On 10 Aug 2015, at 23:18, Sanne Grinovero <sanne(a)hibernate.org>
wrote:
On 7 August 2015 at 13:31, Gustavo Fernandes <gustavo(a)infinispan.org
<mailto:gustavo@infinispan.org>> wrote:
> On Fri, Aug 7, 2015 at 1:14 PM, Sanne Grinovero <sanne(a)hibernate.org> wrote:
>>
>> A quick update on some more exploration on this:
>> it turns out sorting on a NumericField when this field is also using
>> an "indexNullAs" token gets the UninvertingReader approach to throw an
>> exception.
>> My two conclusions:
>> - we need to move away from supporting those tokens in NumericField,
>> especially as stricter schema is coming in next gen Lucene
>> - yet another reason to clearly separate fields meant for searching vs
>> sorting
>
>
> One possible workaround is to enforce the indexNullAs value to match the
> underlying field type, at the
> moment it is always a string.
Interesting idea, but the user would need to provide which "value"

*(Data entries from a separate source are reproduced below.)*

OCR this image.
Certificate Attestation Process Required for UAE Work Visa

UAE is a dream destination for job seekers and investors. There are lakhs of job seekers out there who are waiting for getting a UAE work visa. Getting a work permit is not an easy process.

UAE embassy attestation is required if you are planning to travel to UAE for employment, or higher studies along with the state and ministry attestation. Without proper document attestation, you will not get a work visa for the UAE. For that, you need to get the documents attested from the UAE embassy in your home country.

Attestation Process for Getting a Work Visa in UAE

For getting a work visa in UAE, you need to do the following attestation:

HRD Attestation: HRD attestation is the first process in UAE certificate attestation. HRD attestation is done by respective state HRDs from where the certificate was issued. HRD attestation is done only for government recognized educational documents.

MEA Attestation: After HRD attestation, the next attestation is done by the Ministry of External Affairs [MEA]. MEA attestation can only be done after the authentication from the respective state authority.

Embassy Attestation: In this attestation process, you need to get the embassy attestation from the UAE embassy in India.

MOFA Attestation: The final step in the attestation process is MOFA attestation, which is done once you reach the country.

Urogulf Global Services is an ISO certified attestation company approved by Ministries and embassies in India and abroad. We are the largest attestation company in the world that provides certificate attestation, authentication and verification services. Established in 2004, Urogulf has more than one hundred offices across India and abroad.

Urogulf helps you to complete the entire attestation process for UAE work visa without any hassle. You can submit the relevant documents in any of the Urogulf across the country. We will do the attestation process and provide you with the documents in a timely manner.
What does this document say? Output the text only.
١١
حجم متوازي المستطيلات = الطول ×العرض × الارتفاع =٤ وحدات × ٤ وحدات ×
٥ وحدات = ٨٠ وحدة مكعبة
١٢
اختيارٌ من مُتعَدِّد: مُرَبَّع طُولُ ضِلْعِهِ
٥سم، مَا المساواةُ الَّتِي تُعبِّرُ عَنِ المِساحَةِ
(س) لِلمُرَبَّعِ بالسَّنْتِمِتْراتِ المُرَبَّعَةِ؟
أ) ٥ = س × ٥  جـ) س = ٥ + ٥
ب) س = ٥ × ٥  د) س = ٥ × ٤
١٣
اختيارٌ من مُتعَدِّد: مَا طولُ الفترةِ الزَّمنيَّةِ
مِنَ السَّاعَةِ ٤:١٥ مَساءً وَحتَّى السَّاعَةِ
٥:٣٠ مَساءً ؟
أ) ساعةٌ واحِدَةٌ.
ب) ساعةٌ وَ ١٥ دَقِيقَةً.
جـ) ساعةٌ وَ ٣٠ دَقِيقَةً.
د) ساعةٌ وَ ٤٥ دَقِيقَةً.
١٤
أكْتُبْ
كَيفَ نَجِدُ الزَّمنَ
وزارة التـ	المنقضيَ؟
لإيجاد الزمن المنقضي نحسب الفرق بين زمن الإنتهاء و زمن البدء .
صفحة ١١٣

he's ok to give up, as he would need to pick a number to be treated as
NaN.
Since the indexNullAs parameter requires a string, would we expect
people to write a number in there?
I’m not sure if uninverting a field containing a mix of string/numeric values will be
supported again in Lucene.
Maybe it will [1], maybe not, in the meantime, the indexNullAs would need at least to be
parseable to a number by the
underlying field bridge. Many use cases allows for NaN to be a number itself without
problems.
[1]
https://issues.apache.org/jira/browse/SOLR-7521
<
https://issues.apache.org/jira/browse/SOLR-7521>
> Another possibility is to model "null" as field not present in the lucene
> document, instead of a marker token.
Thanks! I've run some tests with this and have a patch working based
on this idea; I was sceptical initially because of scoring, but it
seems it's doable without needing to score all documents on this
negation. I'll send a PR soon; basically with this approach the
indexNullAs attribute will be ignored, but it's ok I think as this
solution is better and there's no drawback (nor needing any user
configuration).
+1
Gustavo